1. The story of humankind beginning with Adam and Eve is a story of sinners and saints. God’s saving plan has always included both.
2. God, acting in Jesus Christ continues to write straight with crooked lines in regard to Jesus’ relatives. The men were scheming as well as noble, and the women, saintly as well as embroiled in scandals.
3. The sequence continues with Peter, Paul, and all the rest of us. Each of us is an important and significant part of this genealogy. Sinner and saint live in each of us. We are a motley mélange saved by the Incarnation and the paschal mystery of God’s Son. The Good News contains sad news about the assortment of shady characters in the history of salvation. Evidently, God has not hesitated to entrust his institution with “corrupt, venal, stupid, and ineffective leaders as well as sometimes by saints” (Brown, 26). Dr. Alice von Hildebrand often quips that God has put a limit on man’s intelligence but evidently not on his stupidity.

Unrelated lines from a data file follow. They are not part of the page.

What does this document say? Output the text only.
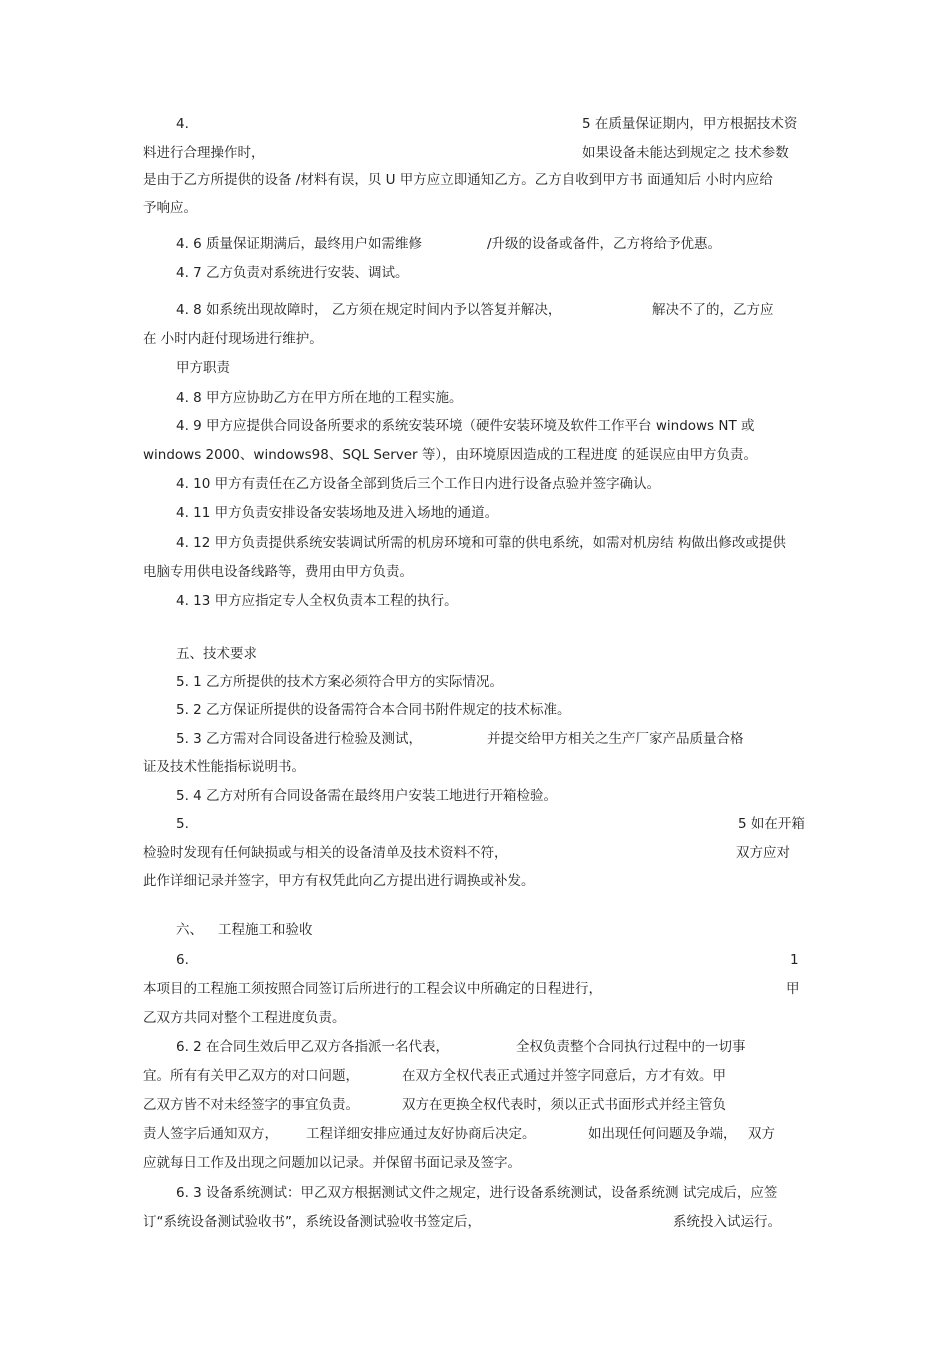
4.	5 在质量保证期内，甲方根据技术资
料进行合理操作时，	如果设备未能达到规定之 技术参数
是由于乙方所提供的设备 /材料有误，贝 U 甲方应立即通知乙方。乙方自收到甲方书 面通知后 小时内应给
予响应。
4. 6 质量保证期满后，最终用户如需维修	/升级的设备或备件，乙方将给予优惠。
4. 7 乙方负责对系统进行安装、调试。
4. 8 如系统出现故障时， 乙方须在规定时间内予以答复并解决，	解决不了的，乙方应
在 小时内赶付现场进行维护。
甲方职责
4. 8 甲方应协助乙方在甲方所在地的工程实施。
4. 9 甲方应提供合同设备所要求的系统安装环境（硬件安装环境及软件工作平台 windows NT 或
windows 2000、windows98、SQL Server 等），由环境原因造成的工程进度 的延误应由甲方负责。
4. 10 甲方有责任在乙方设备全部到货后三个工作日内进行设备点验并签字确认。
4. 11 甲方负责安排设备安装场地及进入场地的通道。
4. 12 甲方负责提供系统安装调试所需的机房环境和可靠的供电系统，如需对机房结 构做出修改或提供
电脑专用供电设备线路等，费用由甲方负责。
4. 13 甲方应指定专人全权负责本工程的执行。
五、技术要求
5. 1 乙方所提供的技术方案必须符合甲方的实际情况。
5. 2 乙方保证所提供的设备需符合本合同书附件规定的技术标准。
5. 3 乙方需对合同设备进行检验及测试，	并提交给甲方相关之生产厂家产品质量合格
证及技术性能指标说明书。
5. 4 乙方对所有合同设备需在最终用户安装工地进行开箱检验。
5.	5 如在开箱
检验时发现有任何缺损或与相关的设备清单及技术资料不符，	双方应对
此作详细记录并签字，甲方有权凭此向乙方提出进行调换或补发。
六、 工程施工和验收
6.	1
本项目的工程施工须按照合同签订后所进行的工程会议中所确定的日程进行，	甲
乙双方共同对整个工程进度负责。
6. 2 在合同生效后甲乙双方各指派一名代表，	全权负责整个合同执行过程中的一切事
宜。所有有关甲乙双方的对口问题，	在双方全权代表正式通过并签字同意后，方才有效。甲
乙双方皆不对未经签字的事宜负责。	双方在更换全权代表时，须以正式书面形式并经主管负
责人签字后通知双方， 工程详细安排应通过友好协商后决定。	如出现任何问题及争端， 双方
应就每日工作及出现之问题加以记录。并保留书面记录及签字。
6. 3 设备系统测试：甲乙双方根据测试文件之规定，进行设备系统测试，设备系统测 试完成后，应签
订“系统设备测试验收书”，系统设备测试验收书签定后，	系统投入试运行。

4. Today, many give bow to Jesus but will not accept the institution of the Church, his Body. In this regard, Brown notes: “Those ‘Christians’ who proclaim that they believe in and love Jesus but cannot accept the Church or the institution because it is far from perfect and sometimes a scandal have not understood the beginning of the story and consequently are not willing to face the challenge of the sequence” of sinners from Peter and Paul down to every last man and woman. The Church is always in need of reforming itself (ecclesia semper reformanda est).
This is a hard lesson to accept, especially when one part of the Church treats another poorly, whether from within the structural context or personally. These actions are not willed by God, but they can be made to participate in God’s providential plan.
5. If Abraham fathered Isaac, ... and Jesse fathered David the King, ... then the sequence continues: Jesus called Peter and Paul, ... Paul called Timothy, ... someone called you, ... and you must call someone else” (Brown, 26).
Prayer in the Midst of ‘Holiday Cheer’
As the Church celebrates the season of Advent to prepare for the Lord’s coming, the secular spin has largely succeeded in shoving the religions meaning of Christmas into the closet – not to mention the obvious fact that Christmas day is being celebrated before it occurs. The secular onslaught seeks to overcome the whole of Advent preparation until there is nothing left – not even the stillness of prayer to focus on the religious meaning of the season. It is we who allow this betrayal of the gospel message.
Our interior life should be strong enough to weather the onslaught of secular intrusion, or more precisely, the secular take-over of Christmas. To this end, St. Anselm admonishes:
“Insignificant man, escape from everyday business for a short while, hide for a moment from your restless thoughts. Break off from your cares and troubles and be less concerned about your tasks and your troubles. Make a little time for God and rest a while in him. Enter into your mind’s inner chamber. Shut out everything but God and whatever helps you to seek him; and when you have shut the door, look for him. Speak now to God and say with your whole heart: ‘I seek your face; your face, I desire.’” (St. Anselm, Proslogion, 11th c).